The words of St. Elizabeth Ann Seton on the day of her first Confession are very appropriate: “How awful are those words of unloosing after a thirty years’ bondage! I felt as if my chains fell, as those of St. Peter at the touch of the Divine Messenger. My God! What new scenes for my soul!”
What a tremendous expression of freedom is in Elizabeth’s words which depict a mystery that is beyond our understanding: the mystery of God’s infinite Mercy and infinite Divine Love. I can imagine Elizabeth Ann Seton after her Confession being filled with tears of gratitude and wonder. After her Confession, as she approached the altar with His Real Presence, she experienced a heart overwhelmed with light and joy.
Elizabeth described the words of absolution in the confessional as “awful.” She meant the awe of wonderment. In one instant, she was freed of all the sins of her past, of all those ‘thirty years of bondage.’ It was as if she were among the Israelites wandering through the desert and finally entering the promised land.
The absolution of Confession is like an intense Lenten season in which we come to a better awareness of our sinfulness through pondering the sufferings of Christ, only to find that on the Third Day, His promise of redemption and resurrection is fulfilled and is really true. What a celebration! What Alleluias burst from souls who have waited so long for that day! The chains of sin are broken! We are free to enter Heaven with Christ as God’s own children, provided that we cooperate with His grace.
“What new scenes for my soul,” Elizabeth wrote. She realized that, at that moment, her soul was free. It no longer held the burden of sin that it had carried for thirty years. Her soul had become pure! Her soul tasted the possibilities of eternal life, and she was overwhelmed by the thought.
This lifting of the burden of sin in Confession also may bring in its gentle wake new enlightenments. We are able to ponder truths with greater understanding and focus more clearly on those things that are most important in life. With daily examinations of conscience, and frequent Confession and Communion, we gradually see more and more of our own nothingness in comparison with God, and more and more of the glorious purity of His Light.
The oft-used analogy for Confession is that of an object coming out of darkness into the light.
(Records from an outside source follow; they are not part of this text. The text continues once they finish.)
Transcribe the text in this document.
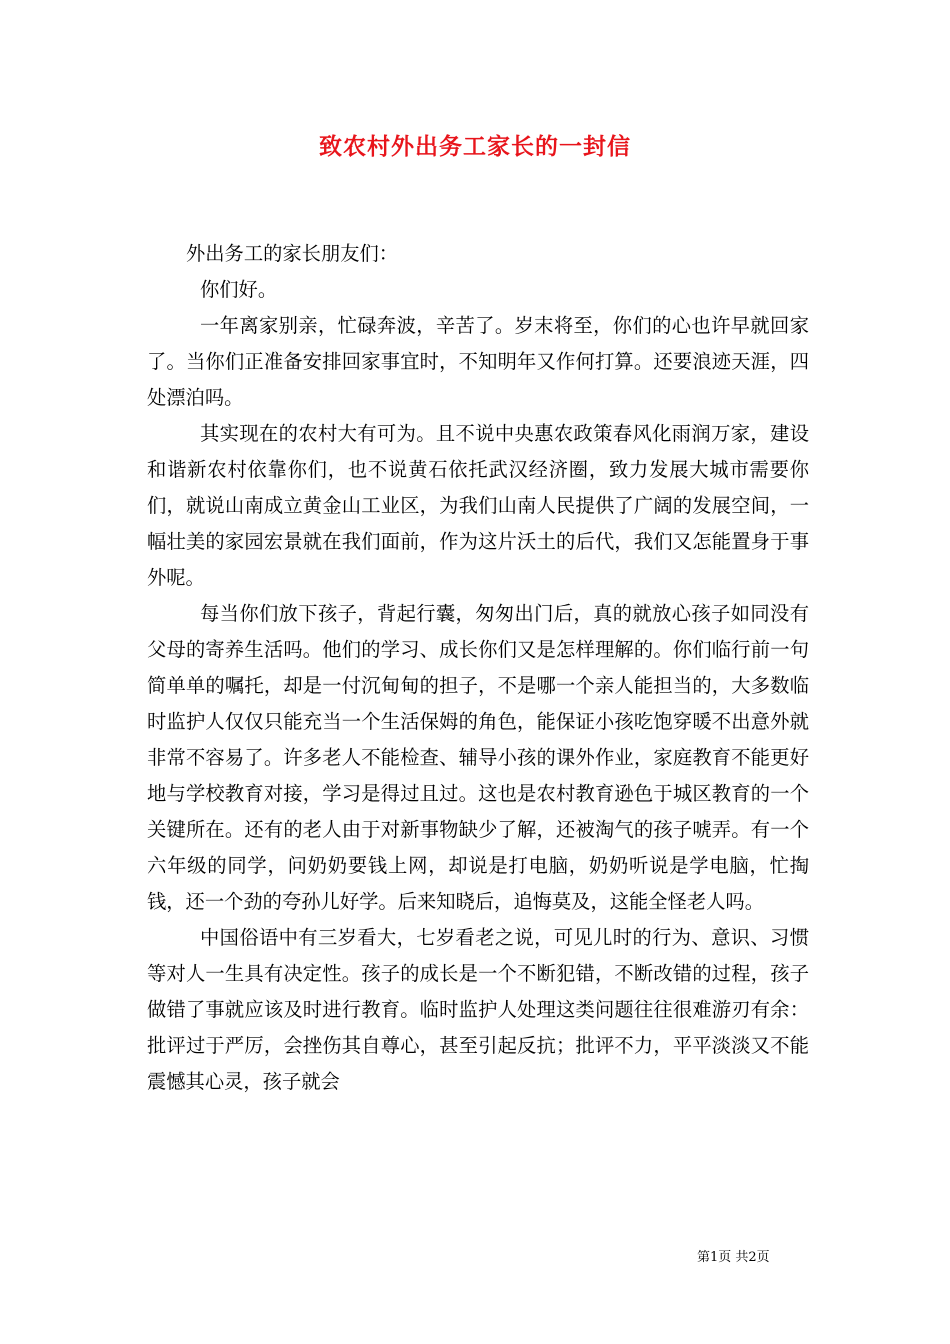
致农村外出务工家长的一封信

外出务工的家长朋友们：

你们好。

一年离家别亲，忙碌奔波，辛苦了。岁末将至，你们的心也许早就回家了。当你们正准备安排回家事宜时，不知明年又作何打算。还要浪迹天涯，四处漂泊吗。

其实现在的农村大有可为。且不说中央惠农政策春风化雨润万家，建设和谐新农村依靠你们，也不说黄石依托武汉经济圈，致力发展大城市需要你们，就说山南成立黄金山工业区，为我们山南人民提供了广阔的发展空间，一幅壮美的家园宏景就在我们面前，作为这片沃土的后代，我们又怎能置身于事外呢。

每当你们放下孩子，背起行囊，匆匆出门后，真的就放心孩子如同没有父母的寄养生活吗。他们的学习、成长你们又是怎样理解的。你们临行前一句简单单的嘱托，却是一付沉甸甸的担子，不是哪一个亲人能担当的，大多数临时监护人仅仅只能充当一个生活保姆的角色，能保证小孩吃饱穿暖不出意外就非常不容易了。许多老人不能检查、辅导小孩的课外作业，家庭教育不能更好地与学校教育对接，学习是得过且过。这也是农村教育逊色于城区教育的一个关键所在。还有的老人由于对新事物缺少了解，还被淘气的孩子唬弄。有一个六年级的同学，问奶奶要钱上网，却说是打电脑，奶奶听说是学电脑，忙掏钱，还一个劲的夸孙儿好学。后来知晓后，追悔莫及，这能全怪老人吗。

中国俗语中有三岁看大，七岁看老之说，可见儿时的行为、意识、习惯等对人一生具有决定性。孩子的成长是一个不断犯错，不断改错的过程，孩子做错了事就应该及时进行教育。临时监护人处理这类问题往往很难游刃有余：批评过于严厉，会挫伤其自尊心，甚至引起反抗；批评不力，平平淡淡又不能震憾其心灵，孩子就会

第1页 共2页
The closer it comes, the more visible its imperfections appear, because the light begins to illuminate what had been hidden in the dark. Rather than focusing on these imperfections, which can lead to despair, we should rejoice in the truth, the truth of ourselves and of Him Who is Truth, and “the truth will set you free” (John 8:32).
Confession is the way of perfection. Confession is a sign of promise, of hope. As the rainbow was to Noah, Confession is a sign, but the sign of Confession is more profound and promises Life Eternal. Confession is an invitation to join the ranks of the Church Triumphant!
This article was written more than twenty years ago by Margaret Flagg, who had a special devotion to St. Elizabeth Ann Seton, whose feastday we celebrate January 4.